Em julho de 2024, o déficit havia sido de R$ 8,868 bilhões, mas naquele ano o grosso dos precatórios foi quitado em fevereiro, não em julho. O resultado atual é o segundo pior da série histórica para o mês, atrás apenas de 2020, quando a pandemia fez o rombo chegar a R$ 87,886 bilhões.
O valor ficou acima da expectativa do mercado, que projetava déficit de R$ 49 bilhões, segundo a pesquisa Prisma Fiscal do Ministério da Fazenda.

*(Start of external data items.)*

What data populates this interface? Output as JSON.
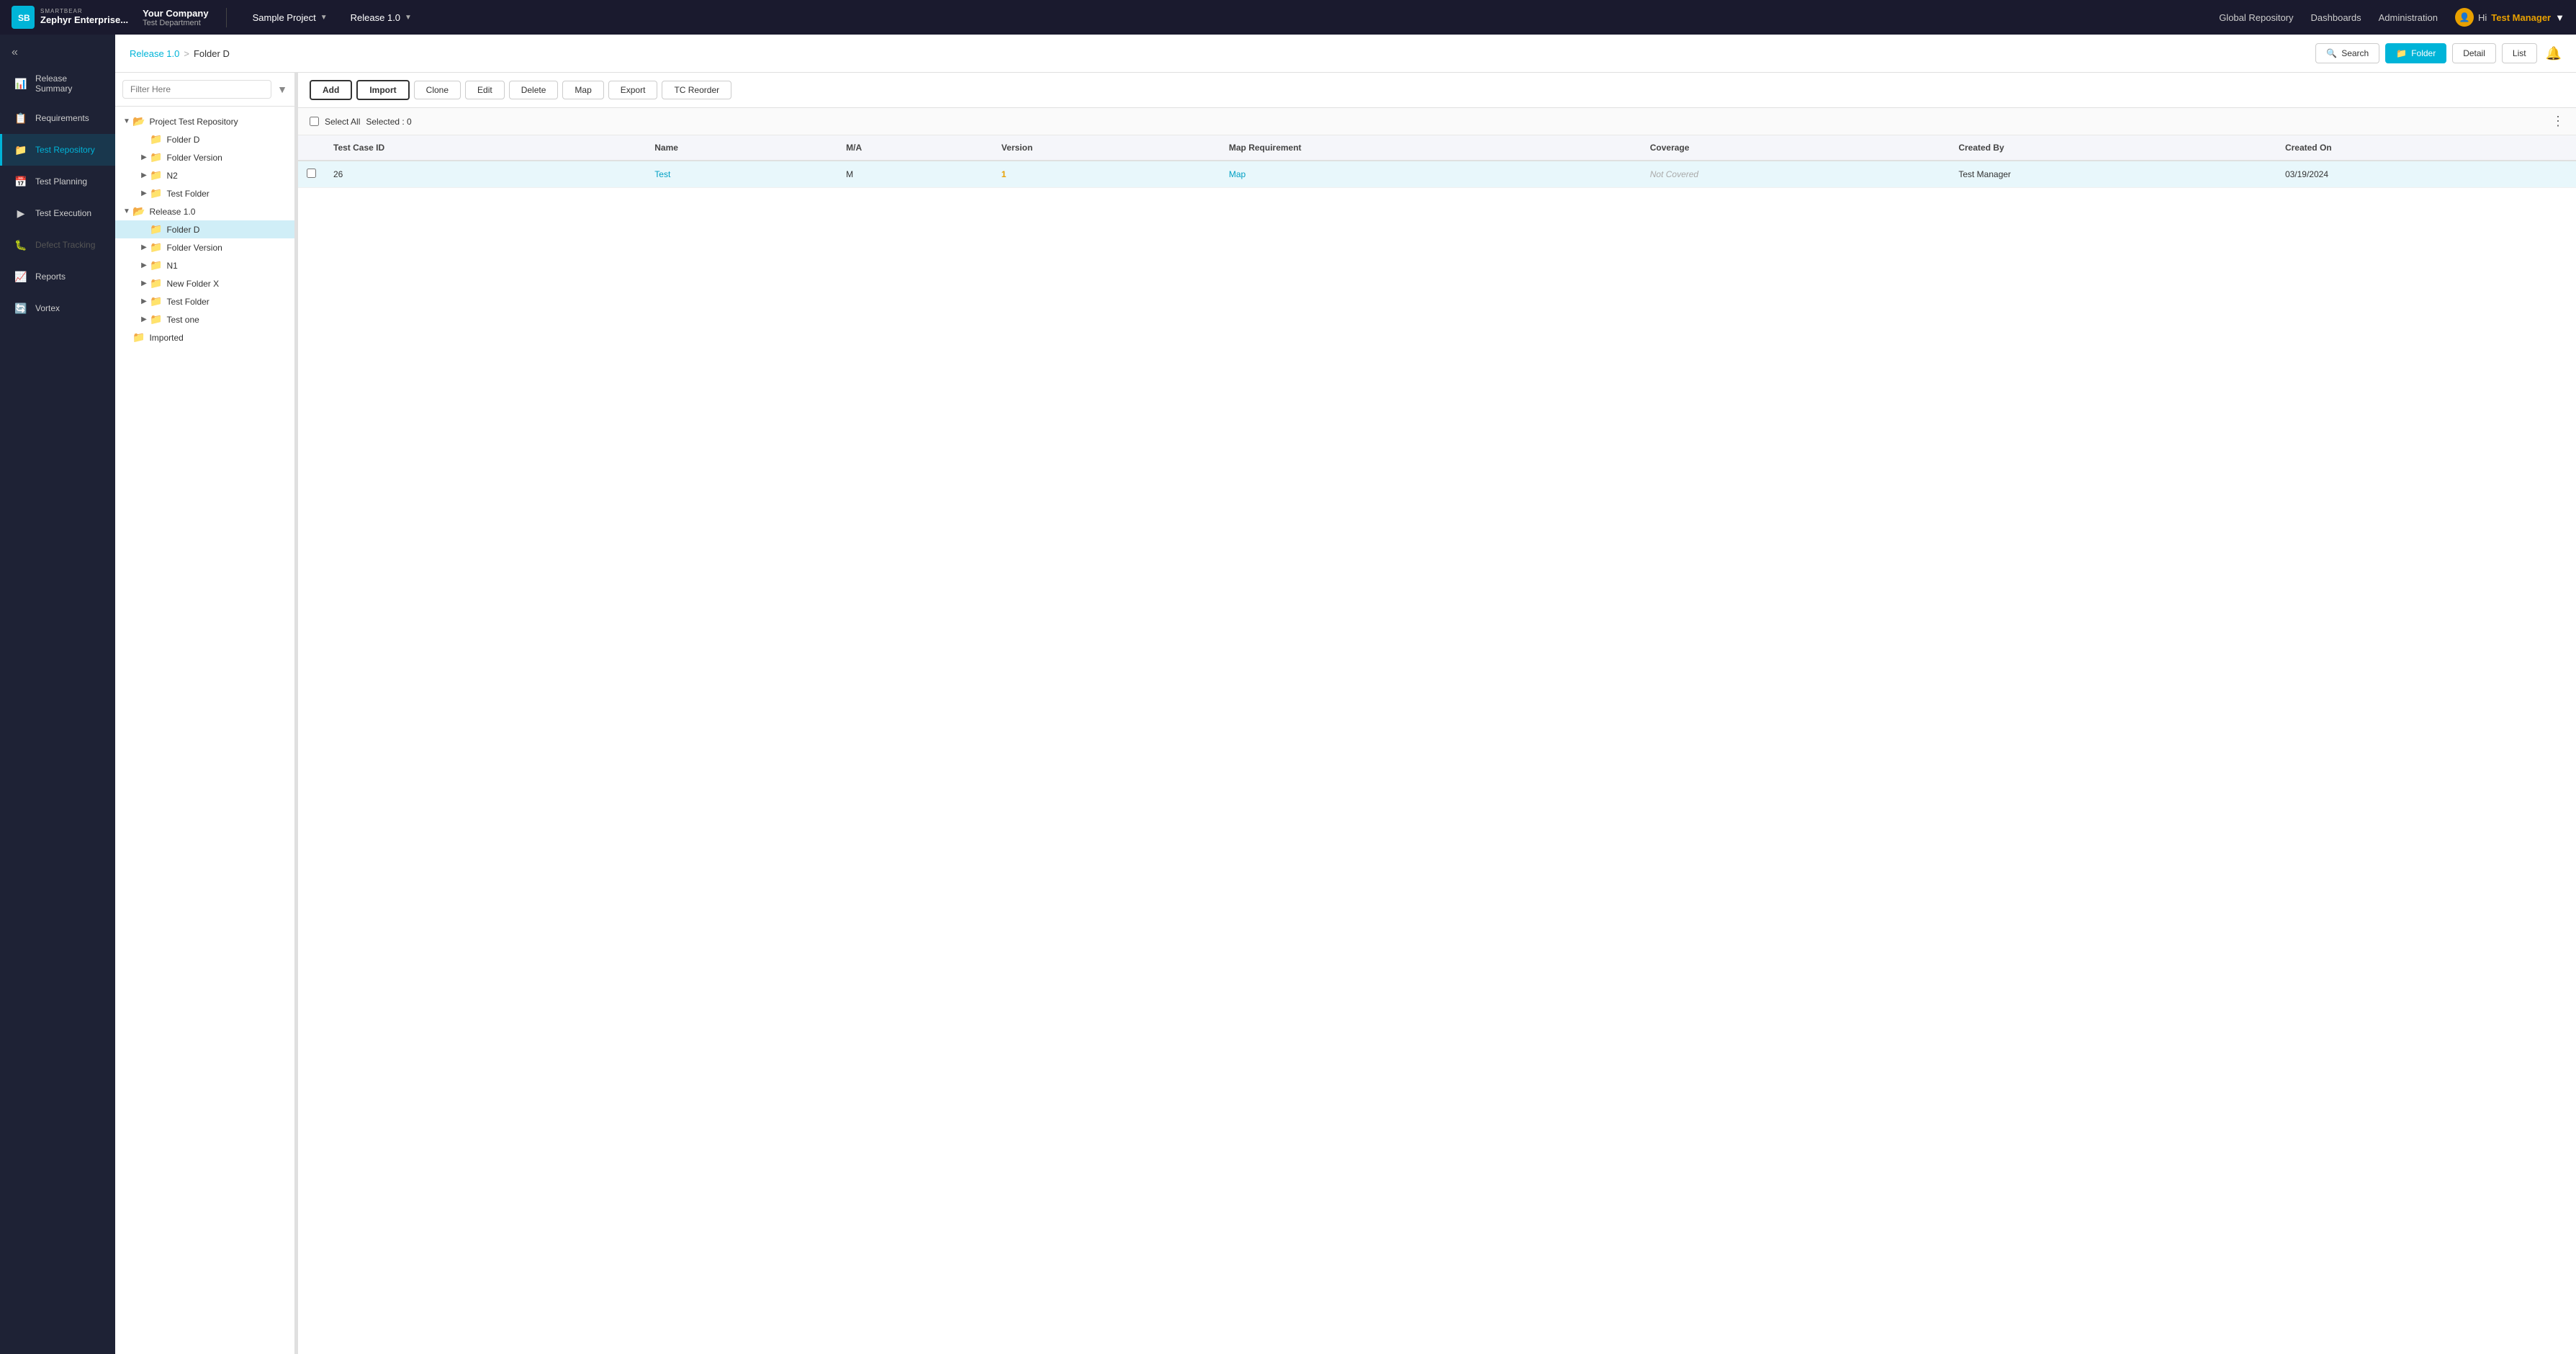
{
  "brand": {
    "logo_text": "SB",
    "top_text": "SMARTBEAR",
    "bottom_text": "Zephyr Enterprise..."
  },
  "company": {
    "name": "Your Company",
    "department": "Test Department"
  },
  "nav": {
    "project_label": "Sample Project",
    "release_label": "Release 1.0",
    "global_repo": "Global Repository",
    "dashboards": "Dashboards",
    "administration": "Administration",
    "hi_text": "Hi",
    "username": "Test Manager"
  },
  "sidebar": {
    "toggle_icon": "«",
    "items": [
      {
        "id": "release-summary",
        "label": "Release Summary",
        "icon": "📊"
      },
      {
        "id": "requirements",
        "label": "Requirements",
        "icon": "📋"
      },
      {
        "id": "test-repository",
        "label": "Test Repository",
        "icon": "📁",
        "active": true
      },
      {
        "id": "test-planning",
        "label": "Test Planning",
        "icon": "📅"
      },
      {
        "id": "test-execution",
        "label": "Test Execution",
        "icon": "▶"
      },
      {
        "id": "defect-tracking",
        "label": "Defect Tracking",
        "icon": "🐛",
        "disabled": true
      },
      {
        "id": "reports",
        "label": "Reports",
        "icon": "📈"
      },
      {
        "id": "vortex",
        "label": "Vortex",
        "icon": "🔄"
      }
    ]
  },
  "breadcrumb": {
    "parent": "Release 1.0",
    "separator": ">",
    "current": "Folder D"
  },
  "header_buttons": {
    "search": "Search",
    "folder": "Folder",
    "detail": "Detail",
    "list": "List"
  },
  "filter_placeholder": "Filter Here",
  "tree": {
    "sections": [
      {
        "label": "Project Test Repository",
        "expanded": true,
        "icon": "folder-open",
        "indent": 0,
        "children": [
          {
            "label": "Folder D",
            "indent": 1,
            "icon": "folder-closed"
          },
          {
            "label": "Folder Version",
            "indent": 1,
            "icon": "folder-closed",
            "has_toggle": true
          },
          {
            "label": "N2",
            "indent": 1,
            "icon": "folder-closed",
            "has_toggle": true
          },
          {
            "label": "Test Folder",
            "indent": 1,
            "icon": "folder-closed",
            "has_toggle": true
          }
        ]
      },
      {
        "label": "Release 1.0",
        "expanded": true,
        "icon": "folder-open",
        "indent": 0,
        "children": [
          {
            "label": "Folder D",
            "indent": 1,
            "icon": "folder-closed",
            "selected": true
          },
          {
            "label": "Folder Version",
            "indent": 1,
            "icon": "folder-closed",
            "has_toggle": true
          },
          {
            "label": "N1",
            "indent": 1,
            "icon": "folder-closed",
            "has_toggle": true
          },
          {
            "label": "New Folder X",
            "indent": 1,
            "icon": "folder-closed",
            "has_toggle": true
          },
          {
            "label": "Test Folder",
            "indent": 1,
            "icon": "folder-closed",
            "has_toggle": true
          },
          {
            "label": "Test one",
            "indent": 1,
            "icon": "folder-closed",
            "has_toggle": true
          }
        ]
      },
      {
        "label": "Imported",
        "expanded": false,
        "icon": "folder-closed",
        "indent": 0
      }
    ]
  },
  "toolbar_buttons": {
    "add": "Add",
    "import": "Import",
    "clone": "Clone",
    "edit": "Edit",
    "delete": "Delete",
    "map": "Map",
    "export": "Export",
    "tc_reorder": "TC Reorder"
  },
  "selection_bar": {
    "select_all": "Select All",
    "selected_count": "Selected : 0"
  },
  "table": {
    "columns": [
      "",
      "Test Case ID",
      "Name",
      "M/A",
      "Version",
      "Map Requirement",
      "Coverage",
      "Created By",
      "Created On"
    ],
    "rows": [
      {
        "id": "26",
        "name": "Test",
        "ma": "M",
        "version": "1",
        "map_requirement": "Map",
        "coverage": "Not Covered",
        "created_by": "Test Manager",
        "created_on": "03/19/2024"
      }
    ]
  }
}
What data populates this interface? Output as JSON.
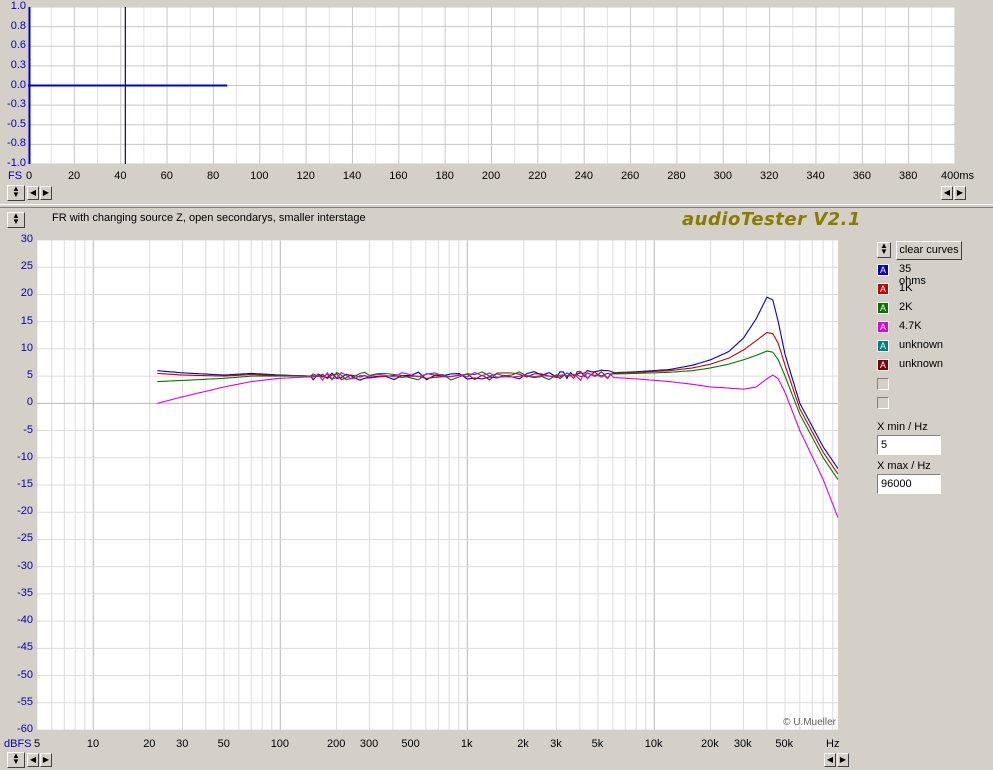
{
  "top_plot": {
    "y_ticks": [
      "1.0",
      "0.8",
      "0.6",
      "0.3",
      "0.0",
      "-0.3",
      "-0.5",
      "-0.8",
      "-1.0"
    ],
    "x_ticks": [
      "0",
      "20",
      "40",
      "60",
      "80",
      "100",
      "120",
      "140",
      "160",
      "180",
      "200",
      "220",
      "240",
      "260",
      "280",
      "300",
      "320",
      "340",
      "360",
      "380",
      "400ms"
    ],
    "y_unit": "FS"
  },
  "graph_title": "FR with changing source Z, open secondarys, smaller interstage",
  "brand": "audioTester V2.1",
  "clear_curves_label": "clear curves",
  "legend": [
    {
      "letter": "A",
      "label": "35 ohms",
      "color": "#0000c8"
    },
    {
      "letter": "A",
      "label": "1K",
      "color": "#c80000"
    },
    {
      "letter": "A",
      "label": "2K",
      "color": "#007800"
    },
    {
      "letter": "A",
      "label": "4.7K",
      "color": "#e000e0"
    },
    {
      "letter": "A",
      "label": "unknown",
      "color": "#008080"
    },
    {
      "letter": "A",
      "label": "unknown",
      "color": "#800000"
    }
  ],
  "xmin_label": "X min / Hz",
  "xmin_value": "5",
  "xmax_label": "X max / Hz",
  "xmax_value": "96000",
  "copyright": "© U.Mueller",
  "chart_data": {
    "type": "line",
    "y_unit": "dBFS",
    "x_unit": "Hz",
    "x_scale": "log",
    "xlim": [
      5,
      96000
    ],
    "ylim": [
      -60,
      30
    ],
    "y_ticks": [
      30,
      25,
      20,
      15,
      10,
      5,
      0,
      -5,
      -10,
      -15,
      -20,
      -25,
      -30,
      -35,
      -40,
      -45,
      -50,
      -55,
      -60
    ],
    "x_tick_labels": [
      {
        "v": 5,
        "t": "5"
      },
      {
        "v": 10,
        "t": "10"
      },
      {
        "v": 20,
        "t": "20"
      },
      {
        "v": 30,
        "t": "30"
      },
      {
        "v": 50,
        "t": "50"
      },
      {
        "v": 100,
        "t": "100"
      },
      {
        "v": 200,
        "t": "200"
      },
      {
        "v": 300,
        "t": "300"
      },
      {
        "v": 500,
        "t": "500"
      },
      {
        "v": 1000,
        "t": "1k"
      },
      {
        "v": 2000,
        "t": "2k"
      },
      {
        "v": 3000,
        "t": "3k"
      },
      {
        "v": 5000,
        "t": "5k"
      },
      {
        "v": 10000,
        "t": "10k"
      },
      {
        "v": 20000,
        "t": "20k"
      },
      {
        "v": 30000,
        "t": "30k"
      },
      {
        "v": 50000,
        "t": "50k"
      }
    ],
    "grid": true,
    "series": [
      {
        "name": "35 ohms",
        "color": "#0000c8",
        "x": [
          22,
          30,
          50,
          70,
          100,
          150,
          300,
          1000,
          3000,
          5000,
          8000,
          12000,
          16000,
          20000,
          25000,
          30000,
          35000,
          40000,
          43000,
          46000,
          50000,
          60000,
          80000,
          96000
        ],
        "y": [
          6,
          5.6,
          5.2,
          5.5,
          5.2,
          5.0,
          5.0,
          5.0,
          5.2,
          5.5,
          5.8,
          6.2,
          7.0,
          8.0,
          9.5,
          12,
          15.5,
          19.5,
          19,
          15,
          9,
          0,
          -8,
          -12
        ]
      },
      {
        "name": "1K",
        "color": "#c80000",
        "x": [
          22,
          30,
          50,
          70,
          100,
          150,
          300,
          1000,
          3000,
          5000,
          8000,
          12000,
          16000,
          20000,
          25000,
          30000,
          35000,
          40000,
          43000,
          46000,
          50000,
          60000,
          80000,
          96000
        ],
        "y": [
          5.5,
          5.2,
          5.0,
          5.3,
          5.1,
          5.0,
          5.0,
          5.0,
          5.2,
          5.4,
          5.7,
          6.0,
          6.5,
          7.2,
          8.3,
          9.8,
          11.5,
          13.0,
          12.8,
          11,
          7,
          -1,
          -9,
          -13
        ]
      },
      {
        "name": "2K",
        "color": "#007800",
        "x": [
          22,
          30,
          50,
          70,
          100,
          150,
          300,
          1000,
          3000,
          5000,
          8000,
          12000,
          16000,
          20000,
          25000,
          30000,
          35000,
          40000,
          43000,
          46000,
          50000,
          60000,
          80000,
          96000
        ],
        "y": [
          4,
          4.2,
          4.6,
          5.0,
          5.0,
          5.0,
          5.0,
          5.0,
          5.1,
          5.3,
          5.5,
          5.7,
          6.0,
          6.5,
          7.2,
          8.0,
          8.8,
          9.6,
          9.4,
          8,
          5,
          -2,
          -10,
          -14
        ]
      },
      {
        "name": "4.7K",
        "color": "#e000e0",
        "x": [
          22,
          30,
          50,
          70,
          100,
          150,
          300,
          1000,
          3000,
          5000,
          8000,
          12000,
          16000,
          20000,
          25000,
          30000,
          35000,
          40000,
          43000,
          46000,
          50000,
          60000,
          80000,
          96000
        ],
        "y": [
          0,
          1.2,
          3.0,
          4.0,
          4.6,
          4.9,
          5.0,
          5.0,
          5.0,
          4.9,
          4.5,
          4.0,
          3.5,
          3.0,
          2.8,
          2.6,
          3.0,
          4.5,
          5.2,
          4.5,
          2,
          -5,
          -14,
          -21
        ]
      }
    ]
  }
}
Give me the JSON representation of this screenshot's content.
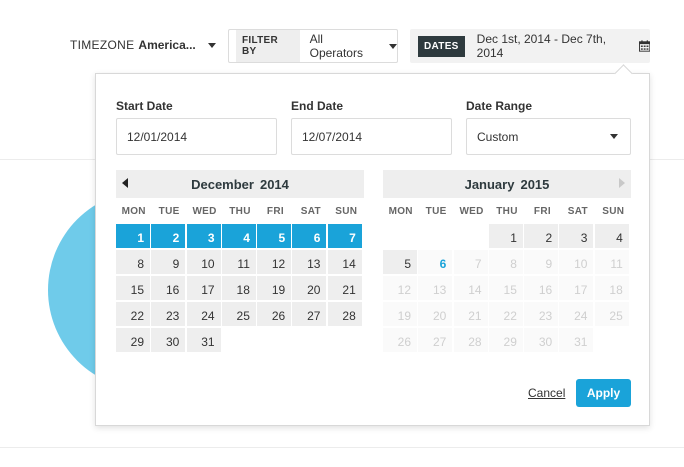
{
  "toolbar": {
    "timezone_label": "TIMEZONE",
    "timezone_value": "America...",
    "filter_tag": "FILTER BY",
    "filter_value": "All Operators",
    "dates_tag": "DATES",
    "dates_value": "Dec 1st, 2014 - Dec 7th, 2014"
  },
  "picker": {
    "start_label": "Start Date",
    "start_value": "12/01/2014",
    "end_label": "End Date",
    "end_value": "12/07/2014",
    "range_label": "Date Range",
    "range_value": "Custom",
    "weekdays": [
      "MON",
      "TUE",
      "WED",
      "THU",
      "FRI",
      "SAT",
      "SUN"
    ],
    "left_month": {
      "month": "December",
      "year": "2014"
    },
    "right_month": {
      "month": "January",
      "year": "2015"
    },
    "left_days": [
      [
        "1",
        "sel"
      ],
      [
        "2",
        "sel"
      ],
      [
        "3",
        "sel"
      ],
      [
        "4",
        "sel"
      ],
      [
        "5",
        "sel"
      ],
      [
        "6",
        "sel"
      ],
      [
        "7",
        "sel"
      ],
      [
        "8",
        ""
      ],
      [
        "9",
        ""
      ],
      [
        "10",
        ""
      ],
      [
        "11",
        ""
      ],
      [
        "12",
        ""
      ],
      [
        "13",
        ""
      ],
      [
        "14",
        ""
      ],
      [
        "15",
        ""
      ],
      [
        "16",
        ""
      ],
      [
        "17",
        ""
      ],
      [
        "18",
        ""
      ],
      [
        "19",
        ""
      ],
      [
        "20",
        ""
      ],
      [
        "21",
        ""
      ],
      [
        "22",
        ""
      ],
      [
        "23",
        ""
      ],
      [
        "24",
        ""
      ],
      [
        "25",
        ""
      ],
      [
        "26",
        ""
      ],
      [
        "27",
        ""
      ],
      [
        "28",
        ""
      ],
      [
        "29",
        ""
      ],
      [
        "30",
        ""
      ],
      [
        "31",
        ""
      ],
      [
        "",
        "empty"
      ],
      [
        "",
        "empty"
      ],
      [
        "",
        "empty"
      ],
      [
        "",
        "empty"
      ]
    ],
    "right_days": [
      [
        "",
        "empty"
      ],
      [
        "",
        "empty"
      ],
      [
        "",
        "empty"
      ],
      [
        "1",
        ""
      ],
      [
        "2",
        ""
      ],
      [
        "3",
        ""
      ],
      [
        "4",
        ""
      ],
      [
        "5",
        ""
      ],
      [
        "6",
        "today"
      ],
      [
        "7",
        "muted"
      ],
      [
        "8",
        "muted"
      ],
      [
        "9",
        "muted"
      ],
      [
        "10",
        "muted"
      ],
      [
        "11",
        "muted"
      ],
      [
        "12",
        "muted"
      ],
      [
        "13",
        "muted"
      ],
      [
        "14",
        "muted"
      ],
      [
        "15",
        "muted"
      ],
      [
        "16",
        "muted"
      ],
      [
        "17",
        "muted"
      ],
      [
        "18",
        "muted"
      ],
      [
        "19",
        "muted"
      ],
      [
        "20",
        "muted"
      ],
      [
        "21",
        "muted"
      ],
      [
        "22",
        "muted"
      ],
      [
        "23",
        "muted"
      ],
      [
        "24",
        "muted"
      ],
      [
        "25",
        "muted"
      ],
      [
        "26",
        "muted"
      ],
      [
        "27",
        "muted"
      ],
      [
        "28",
        "muted"
      ],
      [
        "29",
        "muted"
      ],
      [
        "30",
        "muted"
      ],
      [
        "31",
        "muted"
      ],
      [
        "",
        "empty"
      ]
    ],
    "cancel_label": "Cancel",
    "apply_label": "Apply"
  },
  "icons": {
    "calendar": "calendar-icon",
    "caret": "caret-down-icon"
  },
  "colors": {
    "accent": "#1aa3d9",
    "dark_tag": "#2e3a3e",
    "decor_circle": "#6fcbea"
  }
}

No acumulado de janeiro a julho, o déficit primário soma R$ 70,27 bilhões, número ainda melhor que o do mesmo período de 2024 (R$ 76,24 bilhões). O resultado primário corresponde à diferença entre receitas e despesas, sem considerar os juros da dívida pública. A meta definida pela LDO e pelo novo arcabouço fiscal é de déficit zero neste ano, com margem de tolerância de até 0,25% do PIB, o que significa saldo negativo de até R$ 31 bilhões.
Exclusão da meta
Após acordo com o Supremo Tribunal Federal (STF) no fim de 2023, R$ 26,3 bilhões em precatórios ficaram de fora da meta fiscal de 2025. Isso deve permitir ao governo cumprir o limite de déficit estabelecido. Inicialmente, o pagamento previsto para julho era de R$ 69 bilhões, mas revisões feitas pelos tribunais reduziram o valor para cerca de R$ 63 bilhões.
O Relatório Bimestral de Receitas e Despesas prevê déficit de R$ 74,1 bilhões em 2025. Para alcançar esse resultado, o governo aposta em registrar superávits em alguns meses do segundo semestre.
Receitas e despesas
As receitas líquidas de julho cresceram 10% em termos nominais e 4,5% em termos reais (já descontada a inflação). As despesas, porém, aumentaram mais: 35,8% nominais e 1,6% reais, puxadas pela Previdência, pelo Benefício de Prestação Continuada (BPC) e pelos precatórios.
A arrecadação federal recorde no mês ajudou a conter o rombo. As receitas administradas, ligadas a impostos, subiram 5,8% em termos reais. Já as não administradas tiveram avanço de apenas 0,3%, impactadas pela queda de quase R$ 395 milhões nos royalties de petróleo, devido ao recuo no preço internacional do barril.
Outras despesas
Os gastos com o BPC aumentaram 11,9% acima da inflação em julho, na comparação anual. Apesar disso, o Tesouro destacou que o impacto maior veio da concentração dos precatórios. Já as despesas sociais com controle de fluxo caíram 5,5% no mesmo período, descontada a inflação. No Bolsa Família, por exemplo, houve queda real de 5,8%, equivalente a R$ 812,6 milhões.
Investimentos
De janeiro a julho, os investimentos em obras e equipamentos chegaram a R$ 37,919 bilhões, retração real de 18,2% frente ao mesmo intervalo de 2024. O Tesouro explicou que a oscilação decorre do ritmo irregular das obras e da regra que limita o uso mensal de parte dos recursos discricionários.